Composer: Thijs van Leer
Musicians: Jan Akkerman – Electric guitars (Gibson Les Paul Customs?); Thijs van Leer – Hammond organ, Voice; Bert Ruiter - Bass; Pierre Van Der Linden – Drums
Producer: Mike Vernon
Engineer: George Chkiantz
Label: LP – Imperial, Polydor, Sire CD – Capitol, EMI-Bovema, IRS, Red Bullet, JVC Victor
Date of recording/release: July 1972/November 1972, 1975 CD - 1988, 1993, 2001, 2002, 2004
Alternative version: A live version appears on the Rainbow album. Van Leer has done acoustic versions (Hommage aan Rogier van Otterloo, etc). Akkerman likes to do what he calls Sylvia's grandmother emphasising his own contribution to the original hit. There have been some covers.
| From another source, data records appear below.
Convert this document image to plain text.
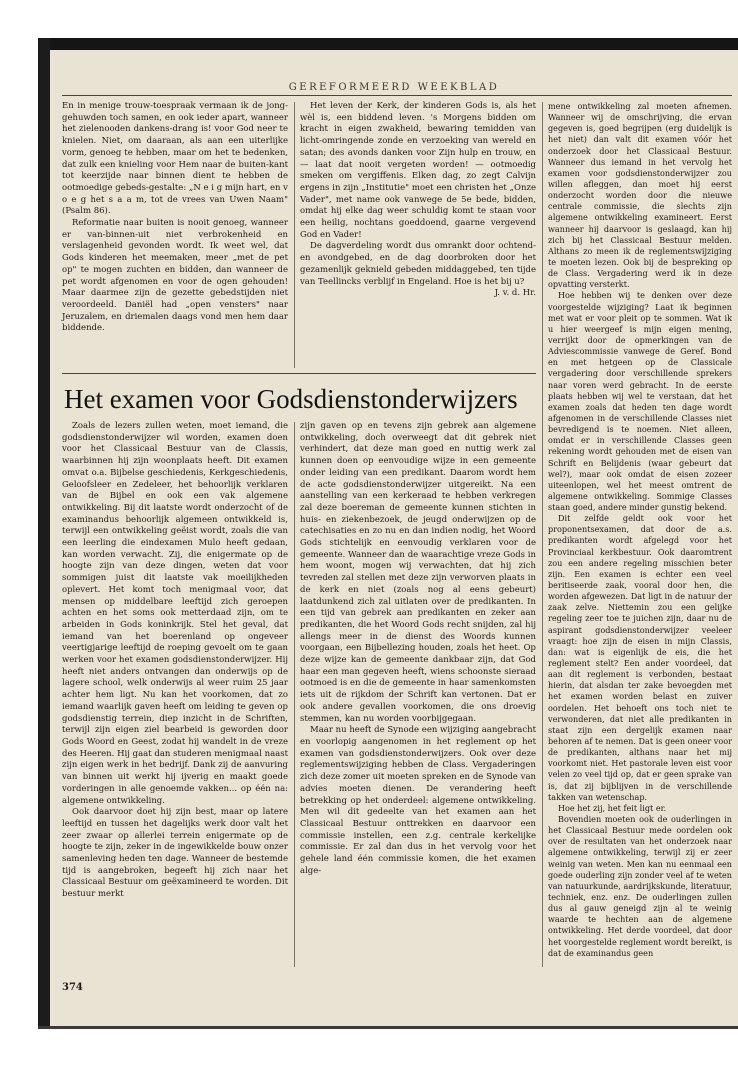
GEREFORMEERD WEEKBLAD

En in menige trouw-toespraak vermaan ik de jong-gehuwden toch samen, en ook ieder apart, wanneer het zielenooden dankens-drang is! voor God neer te knielen. Niet, om daaraan, als aan een uiterlijke vorm, genoeg te hebben, maar om het te bedenken, dat zulk een knieling voor Hem naar de buiten-kant tot keerzijde naar binnen dient te hebben de ootmoedige gebeds-gestalte: „N e i g mijn hart, en v o e g het s a a m, tot de vrees van Uwen Naam" (Psalm 86).

Reformatie naar buiten is nooit genoeg, wanneer er van-binnen-uit niet verbrokenheid en verslagenheid gevonden wordt. Ik weet wel, dat Gods kinderen het meemaken, meer „met de pet op" te mogen zuchten en bidden, dan wanneer de pet wordt afgenomen en voor de ogen gehouden! Maar daarmee zijn de gezette gebedstijden niet veroordeeld. Daniël had „open vensters" naar Jeruzalem, en driemalen daags vond men hem daar biddende.

Het leven der Kerk, der kinderen Gods is, als het wèl is, een biddend leven. 's Morgens bidden om kracht in eigen zwakheid, bewaring temidden van licht-omringende zonde en verzoeking van wereld en satan; des avonds danken voor Zijn hulp en trouw, en — laat dat nooit vergeten worden! — ootmoedig smeken om vergiffenis. Elken dag, zo zegt Calvijn ergens in zijn „Institutie" moet een christen het „Onze Vader", met name ook vanwege de 5e bede, bidden, omdat hij elke dag weer schuldig komt te staan voor een heilig, nochtans goeddoend, gaarne vergevend God en Vader!

De dagverdeling wordt dus omrankt door ochtend- en avondgebed, en de dag doorbroken door het gezamenlijk geknield gebeden middaggebed, ten tijde van Teellincks verblijf in Engeland. Hoe is het bij u?

J. v. d. Hr.
Het examen voor Godsdienstonderwijzers

Zoals de lezers zullen weten, moet iemand, die godsdienstonderwijzer wil worden, examen doen voor het Classicaal Bestuur van de Classis, waarbinnen hij zijn woonplaats heeft. Dit examen omvat o.a. Bijbelse geschiedenis, Kerkgeschiedenis, Geloofsleer en Zedeleer, het behoorlijk verklaren van de Bijbel en ook een vak algemene ontwikkeling. Bij dit laatste wordt onderzocht of de examinandus behoorlijk algemeen ontwikkeld is, terwijl een ontwikkeling geëist wordt, zoals die van een leerling die eindexamen Mulo heeft gedaan, kan worden verwacht. Zij, die enigermate op de hoogte zijn van deze dingen, weten dat voor sommigen juist dit laatste vak moeilijkheden oplevert. Het komt toch menigmaal voor, dat mensen op middelbare leeftijd zich geroepen achten en het soms ook metterdaad zijn, om te arbeiden in Gods koninkrijk. Stel het geval, dat iemand van het boerenland op ongeveer veertigjarige leeftijd de roeping gevoelt om te gaan werken voor het examen godsdienstonderwijzer. Hij heeft niet anders ontvangen dan onderwijs op de lagere school, welk onderwijs al weer ruim 25 jaar achter hem ligt. Nu kan het voorkomen, dat zo iemand waarlijk gaven heeft om leiding te geven op godsdienstig terrein, diep inzicht in de Schriften, terwijl zijn eigen ziel bearbeid is geworden door Gods Woord en Geest, zodat hij wandelt in de vreze des Heeren. Hij gaat dan studeren menigmaal naast zijn eigen werk in het bedrijf. Dank zij de aanvuring van binnen uit werkt hij ijverig en maakt goede vorderingen in alle genoemde vakken... op één na: algemene ontwikkeling.

Ook daarvoor doet hij zijn best, maar op latere leeftijd en tussen het dagelijks werk door valt het zeer zwaar op allerlei terrein enigermate op de hoogte te zijn, zeker in de ingewikkelde bouw onzer samenleving heden ten dage. Wanneer de bestemde tijd is aangebroken, begeeft hij zich naar het Classicaal Bestuur om geëxamineerd te worden. Dit bestuur merkt

zijn gaven op en tevens zijn gebrek aan algemene ontwikkeling, doch overweegt dat dit gebrek niet verhindert, dat deze man goed en nuttig werk zal kunnen doen op eenvoudige wijze in een gemeente onder leiding van een predikant. Daarom wordt hem de acte godsdienstonderwijzer uitgereikt. Na een aanstelling van een kerkeraad te hebben verkregen zal deze boereman de gemeente kunnen stichten in huis- en ziekenbezoek, de jeugd onderwijzen op de catechisaties en zo nu en dan indien nodig, het Woord Gods stichtelijk en eenvoudig verklaren voor de gemeente. Wanneer dan de waarachtige vreze Gods in hem woont, mogen wij verwachten, dat hij zich tevreden zal stellen met deze zijn verworven plaats in de kerk en niet (zoals nog al eens gebeurt) laatdunkend zich zal uitlaten over de predikanten. In een tijd van gebrek aan predikanten en zeker aan predikanten, die het Woord Gods recht snijden, zal hij allengs meer in de dienst des Woords kunnen voorgaan, een Bijbellezing houden, zoals het heet. Op deze wijze kan de gemeente dankbaar zijn, dat God haar een man gegeven heeft, wiens schoonste sieraad ootmoed is en die de gemeente in haar samenkomsten iets uit de rijkdom der Schrift kan vertonen. Dat er ook andere gevallen voorkomen, die ons droevig stemmen, kan nu worden voorbijgegaan.

Maar nu heeft de Synode een wijziging aangebracht en voorlopig aangenomen in het reglement op het examen van godsdienstonderwijzers. Ook over deze reglementswijziging hebben de Class. Vergaderingen zich deze zomer uit moeten spreken en de Synode van advies moeten dienen. De verandering heeft betrekking op het onderdeel: algemene ontwikkeling. Men wil dit gedeelte van het examen aan het Classicaal Bestuur onttrekken en daarvoor een commissie instellen, een z.g. centrale kerkelijke commissie. Er zal dan dus in het vervolg voor het gehele land één commissie komen, die het examen alge-

mene ontwikkeling zal moeten afnemen. Wanneer wij de omschrijving, die ervan gegeven is, goed begrijpen (erg duidelijk is het niet) dan valt dit examen vóór het onderzoek door het Classicaal Bestuur. Wanneer dus iemand in het vervolg het examen voor godsdienstonderwijzer zou willen afleggen, dan moet hij eerst onderzocht worden door die nieuwe centrale commissie, die slechts zijn algemene ontwikkeling examineert. Eerst wanneer hij daarvoor is geslaagd, kan hij zich bij het Classicaal Bestuur melden. Althans zo meen ik de reglementswijziging te moeten lezen. Ook bij de bespreking op de Class. Vergadering werd ik in deze opvatting versterkt.

Hoe hebben wij te denken over deze voorgestelde wijziging? Laat ik beginnen met wat er voor pleit op te sommen. Wat ik u hier weergeef is mijn eigen mening, verrijkt door de opmerkingen van de Adviescommissie vanwege de Geref. Bond en met hetgeen op de Classicale vergadering door verschillende sprekers naar voren werd gebracht. In de eerste plaats hebben wij wel te verstaan, dat het examen zoals dat heden ten dage wordt afgenomen in de verschillende Classes niet bevredigend is te noemen. Niet alleen, omdat er in verschillende Classes geen rekening wordt gehouden met de eisen van Schrift en Belijdenis (waar gebeurt dat wel?), maar ook omdat de eisen zozeer uiteenlopen, wel het meest omtrent de algemene ontwikkeling. Sommige Classes staan goed, andere minder gunstig bekend.

Dit zelfde geldt ook voor het proponentsexamen, dat door de a.s. predikanten wordt afgelegd voor het Provinciaal kerkbestuur. Ook daaromtrent zou een andere regeling misschien beter zijn. Een examen is echter een veel beritiseerde zaak, vooral door hen, die worden afgewezen. Dat ligt in de natuur der zaak zelve. Niettemin zou een gelijke regeling zeer toe te juichen zijn, daar nu de aspirant godsdienstonderwijzer veeleer vraagt: hoe zijn de eisen in mijn Classis, dan: wat is eigenlijk de eis, die het reglement stelt? Een ander voordeel, dat aan dit reglement is verbonden, bestaat hierin, dat alsdan ter zake bevoegden met het examen worden belast en zuiver oordelen. Het behoeft ons toch niet te verwonderen, dat niet alle predikanten in staat zijn een dergelijk examen naar behoren af te nemen. Dat is geen oneer voor de predikanten, althans naar het mij voorkomt niet. Het pastorale leven eist voor velen zo veel tijd op, dat er geen sprake van is, dat zij bijblijven in de verschillende takken van wetenschap.

Hoe het zij, het feit ligt er.

Bovendien moeten ook de ouderlingen in het Classicaal Bestuur mede oordelen ook over de resultaten van het onderzoek naar algemene ontwikkeling, terwijl zij er zeer weinig van weten. Men kan nu eenmaal een goede ouderling zijn zonder veel af te weten van natuurkunde, aardrijkskunde, literatuur, techniek, enz. enz. De ouderlingen zullen dus al gauw geneigd zijn al te weinig waarde te hechten aan de algemene ontwikkeling. Het derde voordeel, dat door het voorgestelde reglement wordt bereikt, is dat de examinandus geen

374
Notes: Apparently this was always intended as a single and so was probably recorded before the other material for Focus 3. One of Focus's most famous tracks, still played on the radio today, it was originally written by van Leer in the late sixties for Sylvia Alberts, when both were working as backing singers for Ramses Shaffy and Liesbeth List. The original piece used a lyric by Linda van Dijk, beginning "I thought I could do everything on my own, I was always stripping the town alone" (!). Alberts did not like the track and so it was shelved until being dusted down and used by Focus in its instrumental form. The Focus track begins with that famous jazz riff on guitars, reminiscent of the work of David T Walker, Louis Shelton and Don Peake on the 1969 Jackson 5 hit I want you back. The ambience is enhanced by heavy reverb from the one channel acting as a sort of drone against the chopped chords. (This is not found on live versions, of course). The organ and bass join in (00:09) then drums (00:15). The whole opening section lasts until 00:24, when the guitar leads the band into the main theme (00:25-00:42). The chopped chords then return (00:43-00:50) to be followed once again by the guitar-led theme (00:51-01:47). At 01:09-01:12 there is a brief bridge that features again at 01:48-02:00 where it is repeated three times, accompanied by van Leer's vibrato voice. In 02:01-02:45 we visit the main theme once again (note the distinctive variation around 02:18). This leads to a false ritartando ending when the chopped chords break in for the last time (02:46-02:54) again joined first by organ and bass (02:55-03:01) then drums (03:02-03:24) before the fade.